Estudos, memórias e beijos

Cristina Romanelli

  • Depois de horas de estudo e pesquisa, nada melhor do que namorar. Pelo menos era essa a ideia do antropólogo Darcy Ribeiro (1922-1997) ao idealizar, junto com o arquiteto João Figueiras Lima, o Lelé, o projeto do centro cultural que receberá seu acervo. Em frente a um palco a céu aberto, onde poderão ser realizadas serestas, leituras de teatro e de poesia, há uma arquibancada para mais de duzentas pessoas. Nesse local, apelidado por ele de “Beijódromo”, todos estão livres para namorar à vontade. O nome deu tão certo que virou apelido de todo o espaço. O Memorial Darcy Ribeiro será inaugurado na Universidade de Brasília (UnB) no dia 26 de outubro, quando o antropólogo completaria 88 anos.

    “Quando criou a Fundação Darcy Ribeiro, em 1996, seu sonho era que ela ficasse na UnB, sua filha querida. Ele idealizou a universidade e foi seu primeiro reitor”, lembra Paulo Ribeiro, sobrinho do antropólogo e presidente da fundação, que acabou sendo instalada no Rio de Janeiro. Quase quinze anos depois, todo o acervo pessoal de Darcy está de malas prontas para Brasília. Entre as raridades está a única película do filme em 35 mm produzido por ele e pelo cineasta Heinz Foerthmann entre os índios Urubu-Kaapor em 1949. O acervo inclui ainda projetos, correspondências, planos de aula, palestras, vídeos e entrevistas. Tudo isso estava arquivado no Rio de Janeiro, com acesso só permitido a estudantes de mestrado e doutorado.

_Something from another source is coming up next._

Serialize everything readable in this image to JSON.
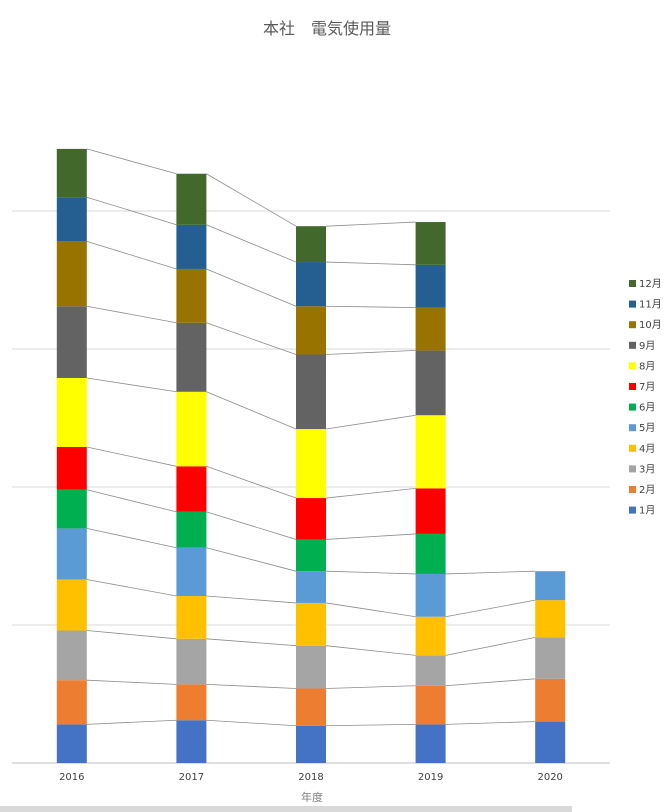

    Espalhadas pelos dois andares do memorial, que parece tanto uma oca indígena como um disco voador, estarão obras de arte que pertenceram ao antropólogo. O local terá cineclube, galeria de arte, jardim interno, cafeteria, livraria, sala de informática e biblioteca com 30 mil volumes que faziam parte da coleção de Darcy e de sua primeira mulher, Berta Gleizer Ribeiro. Também antropóloga, ela trabalhou com o marido no projeto de criação do Parque Nacional do Xingu, em 1961, e escreveu o livro Diário do Xingu (Paz e Terra, 1979), com depoimentos sobre o convívio com os índios da região.

    É difícil encontrar uma pessoa que nunca tenha ouvido falar de Darcy Ribeiro, seja em nome de prêmio, de fundação, de escola de cinema, de universidade. Mais difícil ainda é achar alguém que saiba definir quem foi ele. Antropólogo é pouco. Ele foi educador, imortal da Academia Brasileira de Letras, ministro da Educação, senador da República... Darcy lutou pela cultura indígena, pela educação, e desempenhou muitas funções, a maioria delas sem nome. Mas a irreverência, que também era sua marca registrada, está presente no memorial. Seja para namorar ou para estudar, o Beijódromo é um presente e tanto para os 50 anos de Brasília e da UnB, que completa a mesma idade em 2011.